The City Gone Wild is a 1927 American silent crime film produced by Famous Players–Lasky and distributed by Paramount Pictures. The film starred Thomas Meighan, Marietta Millner, and Louise Brooks and was directed by James Cruze.

==Cast==
- Thomas Meighan as John Phelan
- Marietta Millner as Nada Winthrop
- Louise Brooks as Snuggles Joy
- Fred Kohler as Gunner Gallagher
- Duke Martin as Lefty Schroeder
- Nancy Phillips as Lefty's girl
- Wyndham Standing as Frank Ames
- Charles Hill Mailes as Luther Winthrop
- King Zany as the Bondsman
- Gunboat Smith as the Policeman

==Preservation==
The film was shot between June 22 and July 7, 1927 at Paramount’s studio in Hollywood, with location shooting at Griffith Park in Los Angeles. Pre-release Paramount production records list the film length at 6 reels (5,601 feet) for the domestic release, and 6 reels (5,390 feet) for the foreign release.

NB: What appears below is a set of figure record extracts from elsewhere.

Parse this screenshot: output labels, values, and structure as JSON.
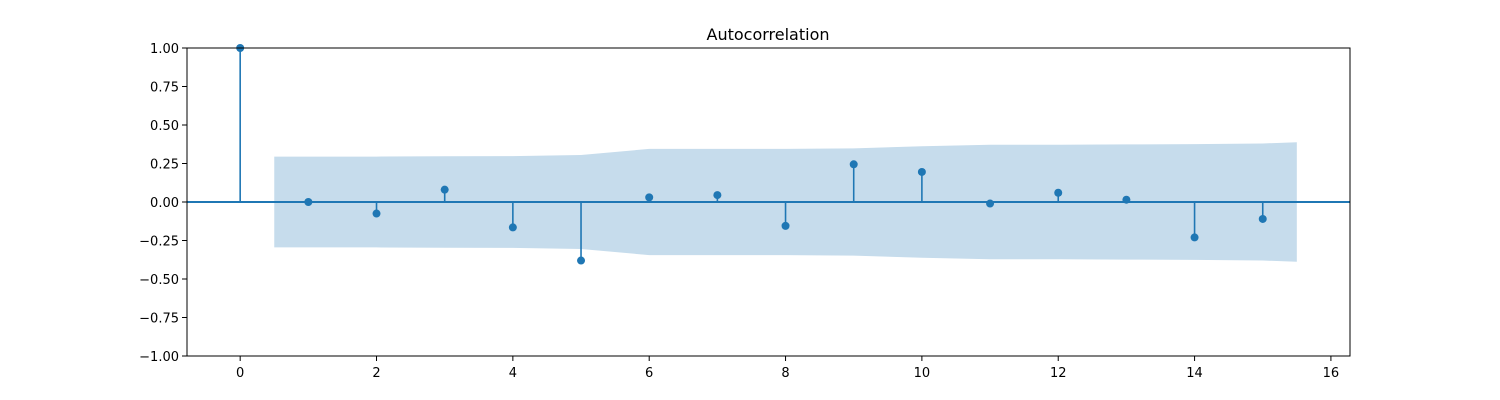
{
  "chart_data": {
    "type": "stem",
    "title": "Autocorrelation",
    "xlabel": "",
    "ylabel": "",
    "xlim": [
      -0.78,
      16.28
    ],
    "ylim": [
      -1.0,
      1.0
    ],
    "x_ticks": [
      0,
      2,
      4,
      6,
      8,
      10,
      12,
      14,
      16
    ],
    "y_ticks": [
      1.0,
      0.75,
      0.5,
      0.25,
      0.0,
      -0.25,
      -0.5,
      -0.75,
      -1.0
    ],
    "x_tick_labels": [
      "0",
      "2",
      "4",
      "6",
      "8",
      "10",
      "12",
      "14",
      "16"
    ],
    "y_tick_labels": [
      "1.00",
      "0.75",
      "0.50",
      "0.25",
      "0.00",
      "−0.25",
      "−0.50",
      "−0.75",
      "−1.00"
    ],
    "grid": false,
    "colors": {
      "stem": "#1f77b4",
      "confidence_band": "#c6dcec"
    },
    "lags": [
      0,
      1,
      2,
      3,
      4,
      5,
      6,
      7,
      8,
      9,
      10,
      11,
      12,
      13,
      14,
      15
    ],
    "values": [
      1.0,
      0.0,
      -0.075,
      0.08,
      -0.165,
      -0.38,
      0.03,
      0.045,
      -0.155,
      0.245,
      0.195,
      -0.01,
      0.06,
      0.015,
      -0.23,
      -0.11
    ],
    "confidence_band": {
      "x": [
        0.5,
        1,
        2,
        3,
        4,
        5,
        6,
        7,
        8,
        9,
        10,
        11,
        12,
        13,
        14,
        15,
        15.5
      ],
      "upper": [
        0.295,
        0.295,
        0.295,
        0.297,
        0.298,
        0.305,
        0.345,
        0.345,
        0.345,
        0.348,
        0.362,
        0.372,
        0.372,
        0.374,
        0.376,
        0.38,
        0.388
      ],
      "lower": [
        -0.295,
        -0.295,
        -0.295,
        -0.297,
        -0.298,
        -0.305,
        -0.345,
        -0.345,
        -0.345,
        -0.348,
        -0.362,
        -0.372,
        -0.372,
        -0.374,
        -0.376,
        -0.38,
        -0.388
      ]
    }
  }
}
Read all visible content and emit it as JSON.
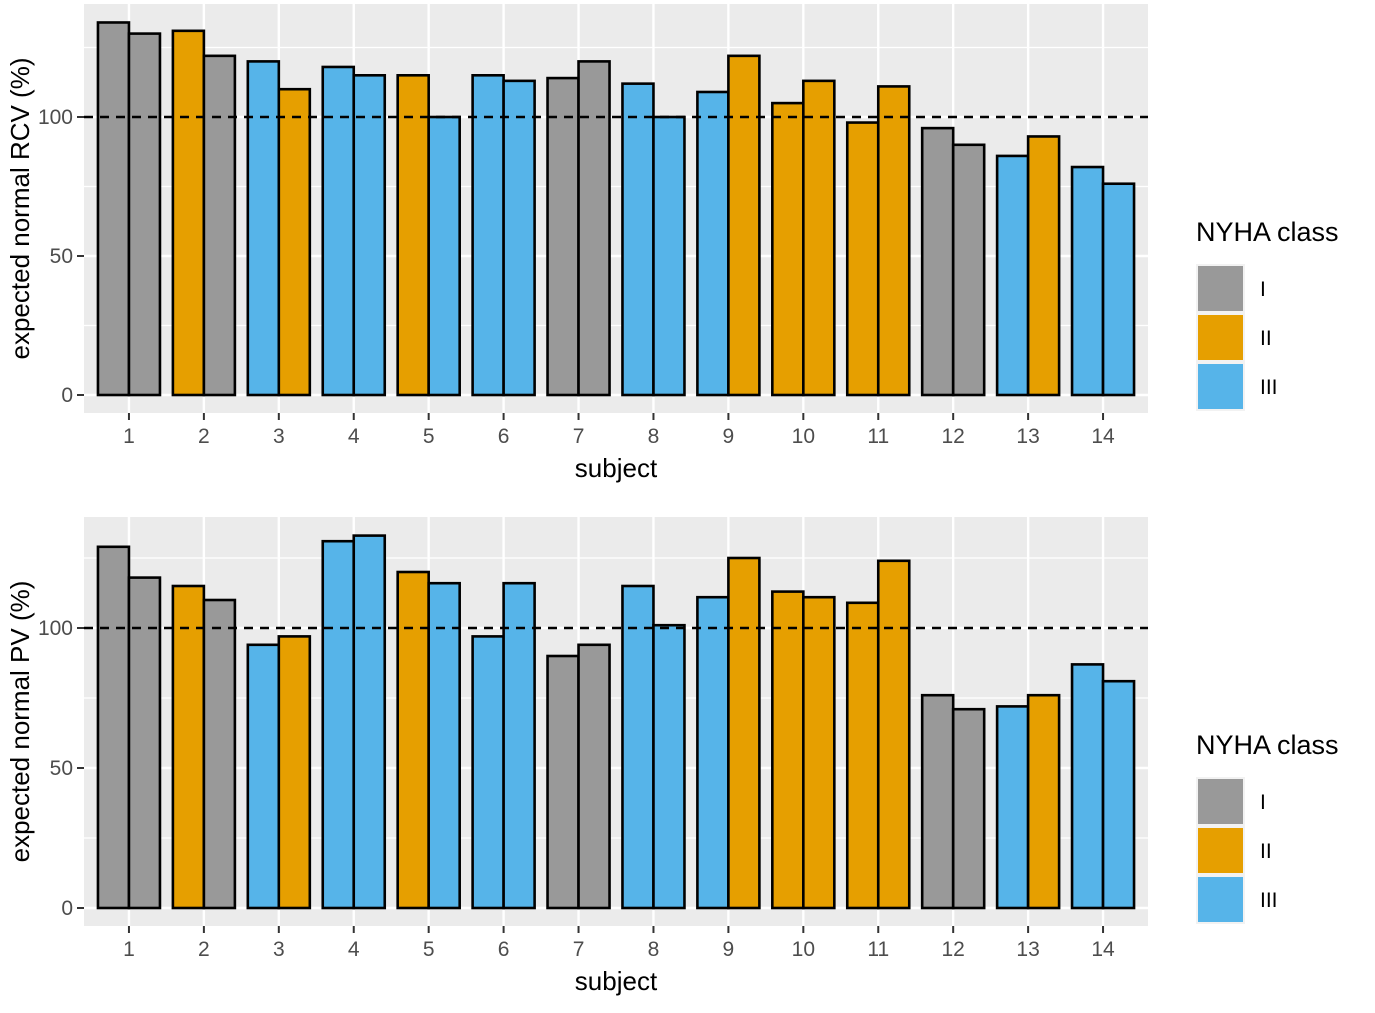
{
  "chart_data": [
    {
      "type": "bar",
      "xlabel": "subject",
      "ylabel": "expected normal RCV (%)",
      "categories": [
        "1",
        "2",
        "3",
        "4",
        "5",
        "6",
        "7",
        "8",
        "9",
        "10",
        "11",
        "12",
        "13",
        "14"
      ],
      "yticks": [
        0,
        50,
        100
      ],
      "ylim": [
        0,
        140
      ],
      "reference_line": 100,
      "grid": true,
      "legend": {
        "title": "NYHA class",
        "placement": "right",
        "entries": [
          "I",
          "II",
          "III"
        ]
      },
      "bars": [
        [
          {
            "value": 134,
            "class": "I"
          },
          {
            "value": 130,
            "class": "I"
          }
        ],
        [
          {
            "value": 131,
            "class": "II"
          },
          {
            "value": 122,
            "class": "I"
          }
        ],
        [
          {
            "value": 120,
            "class": "III"
          },
          {
            "value": 110,
            "class": "II"
          }
        ],
        [
          {
            "value": 118,
            "class": "III"
          },
          {
            "value": 115,
            "class": "III"
          }
        ],
        [
          {
            "value": 115,
            "class": "II"
          },
          {
            "value": 100,
            "class": "III"
          }
        ],
        [
          {
            "value": 115,
            "class": "III"
          },
          {
            "value": 113,
            "class": "III"
          }
        ],
        [
          {
            "value": 114,
            "class": "I"
          },
          {
            "value": 120,
            "class": "I"
          }
        ],
        [
          {
            "value": 112,
            "class": "III"
          },
          {
            "value": 100,
            "class": "III"
          }
        ],
        [
          {
            "value": 109,
            "class": "III"
          },
          {
            "value": 122,
            "class": "II"
          }
        ],
        [
          {
            "value": 105,
            "class": "II"
          },
          {
            "value": 113,
            "class": "II"
          }
        ],
        [
          {
            "value": 98,
            "class": "II"
          },
          {
            "value": 111,
            "class": "II"
          }
        ],
        [
          {
            "value": 96,
            "class": "I"
          },
          {
            "value": 90,
            "class": "I"
          }
        ],
        [
          {
            "value": 86,
            "class": "III"
          },
          {
            "value": 93,
            "class": "II"
          }
        ],
        [
          {
            "value": 82,
            "class": "III"
          },
          {
            "value": 76,
            "class": "III"
          }
        ]
      ]
    },
    {
      "type": "bar",
      "xlabel": "subject",
      "ylabel": "expected normal PV (%)",
      "categories": [
        "1",
        "2",
        "3",
        "4",
        "5",
        "6",
        "7",
        "8",
        "9",
        "10",
        "11",
        "12",
        "13",
        "14"
      ],
      "yticks": [
        0,
        50,
        100
      ],
      "ylim": [
        0,
        140
      ],
      "reference_line": 100,
      "grid": true,
      "legend": {
        "title": "NYHA class",
        "placement": "right",
        "entries": [
          "I",
          "II",
          "III"
        ]
      },
      "bars": [
        [
          {
            "value": 129,
            "class": "I"
          },
          {
            "value": 118,
            "class": "I"
          }
        ],
        [
          {
            "value": 115,
            "class": "II"
          },
          {
            "value": 110,
            "class": "I"
          }
        ],
        [
          {
            "value": 94,
            "class": "III"
          },
          {
            "value": 97,
            "class": "II"
          }
        ],
        [
          {
            "value": 131,
            "class": "III"
          },
          {
            "value": 133,
            "class": "III"
          }
        ],
        [
          {
            "value": 120,
            "class": "II"
          },
          {
            "value": 116,
            "class": "III"
          }
        ],
        [
          {
            "value": 97,
            "class": "III"
          },
          {
            "value": 116,
            "class": "III"
          }
        ],
        [
          {
            "value": 90,
            "class": "I"
          },
          {
            "value": 94,
            "class": "I"
          }
        ],
        [
          {
            "value": 115,
            "class": "III"
          },
          {
            "value": 101,
            "class": "III"
          }
        ],
        [
          {
            "value": 111,
            "class": "III"
          },
          {
            "value": 125,
            "class": "II"
          }
        ],
        [
          {
            "value": 113,
            "class": "II"
          },
          {
            "value": 111,
            "class": "II"
          }
        ],
        [
          {
            "value": 109,
            "class": "II"
          },
          {
            "value": 124,
            "class": "II"
          }
        ],
        [
          {
            "value": 76,
            "class": "I"
          },
          {
            "value": 71,
            "class": "I"
          }
        ],
        [
          {
            "value": 72,
            "class": "III"
          },
          {
            "value": 76,
            "class": "II"
          }
        ],
        [
          {
            "value": 87,
            "class": "III"
          },
          {
            "value": 81,
            "class": "III"
          }
        ]
      ]
    }
  ],
  "colors": {
    "I": "#999999",
    "II": "#E69F00",
    "III": "#56B4E9",
    "panel_background": "#EBEBEB",
    "grid": "#FFFFFF",
    "bar_outline": "#000000"
  }
}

With no prints of The City Gone Wild located in any film archives, it is a lost film. The last known copy of this film was nearly saved in the late 1960s by preservationist David Shepard for deposit at AFI. Paramount had also contracted with junk men to haul off their old rusting reels with the film still wound on. Shepard arrived at the studio just as junkmen carted the film off for disposal.